Please enjoy You Don’t Know Me by Natalie Jean

Thanks to KABF.


Rich Gone Wild!

Asuncion, Paraguay   Be still my heart!  It is probably a distant dream, but is it just possible that that the philanthropic tax dodges of massive tax evasion and, even more abhorrent, the impunity of the rich and their patronizing rationale that they know better and are “solving our problems” is finally being called to account?  Probably not, but at least there are chinks in the vaults of their treasure chests.

Recently there was some erosion near the moat around the rich’s castles when the New York Times took at least a glancing look at how “donor advised funds” or DAFs have become the go-to giant tax dodges for the new superrich of Silicon Valley when they cash in on their startups.  They honed in on the scandals involving the Silicon Valley Community Foundation where top executives have been forced to resign based on charges of bullying staff and overly aggressive development practices, but those are just pebbles falling down the mountain of real problems with the lack of transparency, accountability, and of course loss of tax revenue from these cash dumps.  The donors get a deduction for years, but since it’s a donor-advised-fund, they also get to call the shots on their money and contributions, as if it is still in fact theirs, rather than controlled by tax-exempt entity.

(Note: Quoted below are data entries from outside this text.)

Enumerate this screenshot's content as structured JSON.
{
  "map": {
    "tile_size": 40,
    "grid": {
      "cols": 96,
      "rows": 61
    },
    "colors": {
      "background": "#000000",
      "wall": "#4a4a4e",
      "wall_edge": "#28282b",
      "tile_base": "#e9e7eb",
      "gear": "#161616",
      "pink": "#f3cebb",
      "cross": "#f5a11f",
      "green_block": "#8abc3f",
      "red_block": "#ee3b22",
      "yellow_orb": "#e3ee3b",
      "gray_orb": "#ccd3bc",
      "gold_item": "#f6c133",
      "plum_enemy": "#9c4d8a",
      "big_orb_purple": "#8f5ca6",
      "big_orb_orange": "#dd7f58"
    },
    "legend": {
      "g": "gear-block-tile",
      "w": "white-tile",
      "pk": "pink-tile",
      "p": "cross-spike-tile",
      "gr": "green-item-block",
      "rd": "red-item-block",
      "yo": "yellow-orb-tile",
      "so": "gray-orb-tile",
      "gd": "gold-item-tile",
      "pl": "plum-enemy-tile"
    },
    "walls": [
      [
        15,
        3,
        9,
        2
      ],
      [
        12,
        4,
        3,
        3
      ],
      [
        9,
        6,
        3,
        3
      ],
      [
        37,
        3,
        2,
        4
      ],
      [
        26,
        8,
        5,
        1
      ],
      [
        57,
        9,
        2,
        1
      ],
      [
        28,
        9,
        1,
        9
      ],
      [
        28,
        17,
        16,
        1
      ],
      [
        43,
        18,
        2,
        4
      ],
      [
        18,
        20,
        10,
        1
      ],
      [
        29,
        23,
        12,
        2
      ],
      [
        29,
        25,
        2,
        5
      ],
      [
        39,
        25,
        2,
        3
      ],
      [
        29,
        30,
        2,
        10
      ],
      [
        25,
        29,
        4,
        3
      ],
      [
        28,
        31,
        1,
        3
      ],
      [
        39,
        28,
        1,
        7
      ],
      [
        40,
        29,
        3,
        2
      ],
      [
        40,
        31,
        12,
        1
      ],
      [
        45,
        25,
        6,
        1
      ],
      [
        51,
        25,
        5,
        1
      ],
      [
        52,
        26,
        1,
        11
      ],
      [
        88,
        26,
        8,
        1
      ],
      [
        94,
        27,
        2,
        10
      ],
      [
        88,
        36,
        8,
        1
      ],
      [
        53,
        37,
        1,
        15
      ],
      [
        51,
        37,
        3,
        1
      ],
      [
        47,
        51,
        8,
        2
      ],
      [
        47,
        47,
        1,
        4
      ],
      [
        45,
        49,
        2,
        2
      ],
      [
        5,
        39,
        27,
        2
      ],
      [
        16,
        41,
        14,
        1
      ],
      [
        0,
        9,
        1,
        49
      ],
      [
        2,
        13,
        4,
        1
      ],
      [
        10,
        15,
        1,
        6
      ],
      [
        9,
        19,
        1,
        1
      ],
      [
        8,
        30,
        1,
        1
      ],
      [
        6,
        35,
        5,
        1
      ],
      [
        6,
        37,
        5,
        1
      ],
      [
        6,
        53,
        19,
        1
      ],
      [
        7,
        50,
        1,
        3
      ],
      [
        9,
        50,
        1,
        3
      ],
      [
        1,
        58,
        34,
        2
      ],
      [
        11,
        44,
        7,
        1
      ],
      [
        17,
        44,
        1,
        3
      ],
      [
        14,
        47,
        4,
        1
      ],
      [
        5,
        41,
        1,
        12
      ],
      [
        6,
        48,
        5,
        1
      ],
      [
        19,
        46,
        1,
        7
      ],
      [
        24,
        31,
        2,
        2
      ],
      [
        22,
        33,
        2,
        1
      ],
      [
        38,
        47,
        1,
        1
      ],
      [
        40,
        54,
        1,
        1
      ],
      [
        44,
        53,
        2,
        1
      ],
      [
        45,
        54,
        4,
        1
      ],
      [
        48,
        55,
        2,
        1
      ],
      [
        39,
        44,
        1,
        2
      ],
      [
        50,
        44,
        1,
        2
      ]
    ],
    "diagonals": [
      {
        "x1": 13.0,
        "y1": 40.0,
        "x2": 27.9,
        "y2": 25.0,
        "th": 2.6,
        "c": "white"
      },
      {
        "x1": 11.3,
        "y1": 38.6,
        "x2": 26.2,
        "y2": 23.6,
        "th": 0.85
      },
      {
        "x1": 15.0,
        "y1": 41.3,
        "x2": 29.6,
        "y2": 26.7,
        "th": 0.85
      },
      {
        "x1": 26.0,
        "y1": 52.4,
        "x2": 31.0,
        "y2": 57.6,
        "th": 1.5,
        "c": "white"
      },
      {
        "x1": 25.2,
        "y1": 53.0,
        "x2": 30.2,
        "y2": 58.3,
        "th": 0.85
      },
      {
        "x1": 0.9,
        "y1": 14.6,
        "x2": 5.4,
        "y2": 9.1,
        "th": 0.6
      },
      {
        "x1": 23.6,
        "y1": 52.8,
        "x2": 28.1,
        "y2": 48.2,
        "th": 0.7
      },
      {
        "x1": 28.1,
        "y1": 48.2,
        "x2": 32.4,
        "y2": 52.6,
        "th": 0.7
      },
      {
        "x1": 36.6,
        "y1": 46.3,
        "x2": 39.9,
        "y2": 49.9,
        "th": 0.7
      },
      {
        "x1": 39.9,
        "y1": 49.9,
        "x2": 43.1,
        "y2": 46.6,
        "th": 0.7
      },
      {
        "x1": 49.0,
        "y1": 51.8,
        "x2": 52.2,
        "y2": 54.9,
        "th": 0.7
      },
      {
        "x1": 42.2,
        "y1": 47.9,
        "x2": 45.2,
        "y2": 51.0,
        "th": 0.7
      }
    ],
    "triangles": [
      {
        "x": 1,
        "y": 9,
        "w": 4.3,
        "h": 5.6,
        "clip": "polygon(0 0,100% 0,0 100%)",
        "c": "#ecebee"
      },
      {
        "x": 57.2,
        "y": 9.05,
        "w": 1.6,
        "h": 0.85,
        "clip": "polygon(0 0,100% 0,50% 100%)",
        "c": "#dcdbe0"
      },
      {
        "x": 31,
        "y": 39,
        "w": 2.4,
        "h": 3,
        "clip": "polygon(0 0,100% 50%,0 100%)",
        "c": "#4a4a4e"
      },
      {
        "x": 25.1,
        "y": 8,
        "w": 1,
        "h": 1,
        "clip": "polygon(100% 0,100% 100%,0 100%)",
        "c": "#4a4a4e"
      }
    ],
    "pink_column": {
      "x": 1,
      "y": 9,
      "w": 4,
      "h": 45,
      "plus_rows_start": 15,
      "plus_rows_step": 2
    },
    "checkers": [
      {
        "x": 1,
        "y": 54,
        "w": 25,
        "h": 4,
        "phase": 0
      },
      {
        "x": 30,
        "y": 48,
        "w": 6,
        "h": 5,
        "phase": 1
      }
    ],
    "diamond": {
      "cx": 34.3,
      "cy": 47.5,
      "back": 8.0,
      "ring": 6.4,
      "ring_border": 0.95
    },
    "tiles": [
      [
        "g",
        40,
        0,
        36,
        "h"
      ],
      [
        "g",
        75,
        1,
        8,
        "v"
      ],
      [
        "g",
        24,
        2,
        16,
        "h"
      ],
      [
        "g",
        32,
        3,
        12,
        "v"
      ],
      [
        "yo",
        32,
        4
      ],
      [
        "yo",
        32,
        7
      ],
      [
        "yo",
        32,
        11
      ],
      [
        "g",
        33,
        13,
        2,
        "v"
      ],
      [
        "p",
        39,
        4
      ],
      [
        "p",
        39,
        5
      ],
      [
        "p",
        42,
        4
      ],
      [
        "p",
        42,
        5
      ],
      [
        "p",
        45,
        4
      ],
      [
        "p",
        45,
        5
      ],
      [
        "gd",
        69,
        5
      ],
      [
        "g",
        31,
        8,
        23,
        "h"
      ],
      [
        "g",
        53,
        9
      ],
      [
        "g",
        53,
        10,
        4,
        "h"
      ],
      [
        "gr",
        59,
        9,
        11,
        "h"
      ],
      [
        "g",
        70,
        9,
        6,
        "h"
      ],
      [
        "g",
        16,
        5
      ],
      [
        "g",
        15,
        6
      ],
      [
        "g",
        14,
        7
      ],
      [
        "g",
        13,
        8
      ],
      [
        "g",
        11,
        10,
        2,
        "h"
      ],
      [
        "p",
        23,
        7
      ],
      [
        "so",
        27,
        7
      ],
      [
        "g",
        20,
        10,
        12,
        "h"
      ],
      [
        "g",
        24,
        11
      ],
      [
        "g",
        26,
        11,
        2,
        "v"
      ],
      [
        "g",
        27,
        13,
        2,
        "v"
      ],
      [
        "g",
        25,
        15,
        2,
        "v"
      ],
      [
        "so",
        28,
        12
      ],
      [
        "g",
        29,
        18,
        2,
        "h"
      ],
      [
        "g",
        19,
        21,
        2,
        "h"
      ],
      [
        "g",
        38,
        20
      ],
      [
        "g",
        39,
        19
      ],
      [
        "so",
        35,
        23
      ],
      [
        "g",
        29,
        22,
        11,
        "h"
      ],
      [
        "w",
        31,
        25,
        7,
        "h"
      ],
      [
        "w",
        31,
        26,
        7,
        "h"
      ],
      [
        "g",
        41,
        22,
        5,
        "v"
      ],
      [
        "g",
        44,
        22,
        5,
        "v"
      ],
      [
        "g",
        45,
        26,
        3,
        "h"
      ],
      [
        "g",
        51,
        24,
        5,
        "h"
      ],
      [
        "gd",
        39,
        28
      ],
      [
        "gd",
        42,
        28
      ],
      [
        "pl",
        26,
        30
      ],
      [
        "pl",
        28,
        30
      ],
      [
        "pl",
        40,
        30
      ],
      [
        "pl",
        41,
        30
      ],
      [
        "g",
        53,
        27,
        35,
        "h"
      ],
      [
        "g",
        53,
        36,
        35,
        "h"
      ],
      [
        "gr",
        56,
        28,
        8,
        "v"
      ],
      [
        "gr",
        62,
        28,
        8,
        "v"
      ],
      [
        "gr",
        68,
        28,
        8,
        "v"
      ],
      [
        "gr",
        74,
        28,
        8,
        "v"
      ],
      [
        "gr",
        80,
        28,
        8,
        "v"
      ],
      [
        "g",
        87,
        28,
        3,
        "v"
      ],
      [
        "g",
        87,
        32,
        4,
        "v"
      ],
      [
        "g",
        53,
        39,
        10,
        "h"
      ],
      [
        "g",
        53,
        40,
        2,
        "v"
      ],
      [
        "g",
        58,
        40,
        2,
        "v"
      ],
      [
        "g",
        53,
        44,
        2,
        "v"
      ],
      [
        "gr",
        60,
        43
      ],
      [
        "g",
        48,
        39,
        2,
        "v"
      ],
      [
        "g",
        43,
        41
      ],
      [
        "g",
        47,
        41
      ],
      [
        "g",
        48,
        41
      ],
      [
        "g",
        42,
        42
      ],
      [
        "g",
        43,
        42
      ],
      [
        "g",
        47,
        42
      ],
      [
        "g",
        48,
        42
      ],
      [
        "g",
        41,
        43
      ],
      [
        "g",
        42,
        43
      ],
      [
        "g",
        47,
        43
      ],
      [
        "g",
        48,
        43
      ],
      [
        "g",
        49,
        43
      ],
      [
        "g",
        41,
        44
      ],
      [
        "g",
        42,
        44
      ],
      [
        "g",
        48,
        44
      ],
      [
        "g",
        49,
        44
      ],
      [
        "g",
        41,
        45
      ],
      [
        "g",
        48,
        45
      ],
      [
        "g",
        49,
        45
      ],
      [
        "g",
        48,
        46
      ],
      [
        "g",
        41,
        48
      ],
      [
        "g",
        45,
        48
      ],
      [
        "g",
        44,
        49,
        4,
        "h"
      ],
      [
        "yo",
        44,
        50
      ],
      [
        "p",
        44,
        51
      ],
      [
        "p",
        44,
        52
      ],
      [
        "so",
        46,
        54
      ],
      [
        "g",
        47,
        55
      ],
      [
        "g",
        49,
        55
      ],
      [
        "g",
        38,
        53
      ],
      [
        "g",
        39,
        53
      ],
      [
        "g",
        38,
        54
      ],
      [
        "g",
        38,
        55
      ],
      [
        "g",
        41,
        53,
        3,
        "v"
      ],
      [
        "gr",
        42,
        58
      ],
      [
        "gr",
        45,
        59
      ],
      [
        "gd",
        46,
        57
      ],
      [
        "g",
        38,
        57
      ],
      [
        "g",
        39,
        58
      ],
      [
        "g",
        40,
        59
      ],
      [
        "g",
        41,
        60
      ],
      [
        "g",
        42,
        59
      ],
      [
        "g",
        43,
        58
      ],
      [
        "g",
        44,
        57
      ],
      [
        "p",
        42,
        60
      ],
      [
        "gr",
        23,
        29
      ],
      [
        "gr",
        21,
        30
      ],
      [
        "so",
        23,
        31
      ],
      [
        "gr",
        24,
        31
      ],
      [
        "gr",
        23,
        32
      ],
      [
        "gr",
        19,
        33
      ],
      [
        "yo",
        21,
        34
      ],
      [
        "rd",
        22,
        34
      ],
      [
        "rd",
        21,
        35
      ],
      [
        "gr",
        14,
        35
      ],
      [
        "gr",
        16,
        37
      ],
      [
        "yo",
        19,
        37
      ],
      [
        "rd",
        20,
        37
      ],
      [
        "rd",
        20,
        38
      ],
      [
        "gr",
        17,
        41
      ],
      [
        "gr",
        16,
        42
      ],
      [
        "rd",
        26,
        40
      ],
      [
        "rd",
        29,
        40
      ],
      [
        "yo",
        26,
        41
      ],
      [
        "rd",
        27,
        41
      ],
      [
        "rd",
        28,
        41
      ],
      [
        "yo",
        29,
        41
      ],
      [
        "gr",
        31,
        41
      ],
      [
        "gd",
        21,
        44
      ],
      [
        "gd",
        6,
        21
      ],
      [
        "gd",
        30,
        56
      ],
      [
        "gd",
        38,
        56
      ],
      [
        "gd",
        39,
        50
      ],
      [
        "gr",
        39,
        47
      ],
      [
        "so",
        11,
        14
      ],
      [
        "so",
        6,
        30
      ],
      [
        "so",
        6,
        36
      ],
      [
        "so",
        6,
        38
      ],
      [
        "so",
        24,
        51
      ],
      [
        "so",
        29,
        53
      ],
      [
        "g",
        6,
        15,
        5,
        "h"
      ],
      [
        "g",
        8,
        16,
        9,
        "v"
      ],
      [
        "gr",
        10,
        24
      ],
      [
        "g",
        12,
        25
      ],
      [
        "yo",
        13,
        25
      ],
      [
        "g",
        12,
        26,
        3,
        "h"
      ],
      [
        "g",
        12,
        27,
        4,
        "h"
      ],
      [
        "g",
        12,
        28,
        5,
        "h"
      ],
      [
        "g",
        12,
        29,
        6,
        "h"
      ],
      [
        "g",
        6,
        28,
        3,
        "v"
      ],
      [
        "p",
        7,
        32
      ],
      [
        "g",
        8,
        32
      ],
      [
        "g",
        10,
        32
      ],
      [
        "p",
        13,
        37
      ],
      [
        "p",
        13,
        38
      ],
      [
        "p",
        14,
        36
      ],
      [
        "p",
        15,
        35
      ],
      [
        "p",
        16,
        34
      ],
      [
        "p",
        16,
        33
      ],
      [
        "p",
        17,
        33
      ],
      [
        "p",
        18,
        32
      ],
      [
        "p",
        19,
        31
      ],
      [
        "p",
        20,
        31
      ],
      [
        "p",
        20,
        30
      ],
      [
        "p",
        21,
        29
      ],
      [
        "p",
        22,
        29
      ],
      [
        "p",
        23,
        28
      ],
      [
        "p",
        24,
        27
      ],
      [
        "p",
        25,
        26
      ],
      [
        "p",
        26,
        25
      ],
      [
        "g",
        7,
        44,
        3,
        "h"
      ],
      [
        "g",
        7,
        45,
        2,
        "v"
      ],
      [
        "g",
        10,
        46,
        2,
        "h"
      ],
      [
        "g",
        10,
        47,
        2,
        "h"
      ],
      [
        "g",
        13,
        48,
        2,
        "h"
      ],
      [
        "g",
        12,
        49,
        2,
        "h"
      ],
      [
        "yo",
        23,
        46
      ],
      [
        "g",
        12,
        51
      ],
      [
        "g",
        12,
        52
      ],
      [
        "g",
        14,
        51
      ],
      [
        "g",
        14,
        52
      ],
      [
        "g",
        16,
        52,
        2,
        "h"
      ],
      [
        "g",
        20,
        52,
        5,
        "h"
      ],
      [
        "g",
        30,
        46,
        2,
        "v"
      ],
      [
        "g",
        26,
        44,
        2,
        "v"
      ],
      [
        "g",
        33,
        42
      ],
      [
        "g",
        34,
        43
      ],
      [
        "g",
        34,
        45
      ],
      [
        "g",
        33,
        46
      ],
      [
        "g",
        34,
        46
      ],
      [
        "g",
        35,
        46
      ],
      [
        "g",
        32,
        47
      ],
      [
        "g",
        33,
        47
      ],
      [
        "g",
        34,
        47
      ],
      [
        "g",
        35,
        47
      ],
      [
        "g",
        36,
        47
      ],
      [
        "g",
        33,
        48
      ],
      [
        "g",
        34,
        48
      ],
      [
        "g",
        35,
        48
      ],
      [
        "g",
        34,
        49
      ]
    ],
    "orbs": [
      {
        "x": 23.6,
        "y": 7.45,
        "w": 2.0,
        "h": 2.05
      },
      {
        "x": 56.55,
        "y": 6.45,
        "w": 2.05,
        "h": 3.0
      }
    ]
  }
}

Once aggregated, no one can track the actual expenditures from these hoards or whether there are any expenditures at all, since the individual funds do not have the same requirements for annual outlays that the foundation itself has.  Drummond Pike, the founder and former CEO of the Tides family of philanthropic enterprises, wrote a scathing opinion piece in the Chronicle of Philanthropy on the corporate hijacking of DAFs that will soon be reprinted in the coming issue of Social Policy as well.

There’s more though.  Elizabeth Kolbert, the Pulitzer Prize winning journalist of The New Yorker, published a recent essay that was tellingly not simply a criticism of one method of the donor community’s tax avoidance, but of the warped nature of philanthropy and the “new” Gospel of Wealth and pomposity that has been bred in our “new” Gilded Age.   She correctly nails the self-serving and destructive nature of the philanthropic circle where billions of taxes are avoided because they claim to “know better,” starving the government’s ability to provide services more equitably, and forcing government itself to depend more on nongovernmental actors among the rich tax avoiders to supplement the shortfalls.

Simply put, even if the rich actually do donate their money, it’s a bad trade to rely on the unaccountable whims and priorities of the rich, rather than those we elect to govern for all of the people.  There’s also reasonable cause to doubt that there is anything other than their self-interest involved.  Kolbert’s piece includes an estimate of $10 billion in tax deductible contributions to impact public policy as an example.  The charade that these contributions are not political is also exposed clearly, including by many people that have supped at their table and ridden in their limos.

Perhaps it is too much to hope that the current Congress will fix this problem since their legacy is more tax breaks for the rich, but we can still hope that change is coming and the deluge is still possible.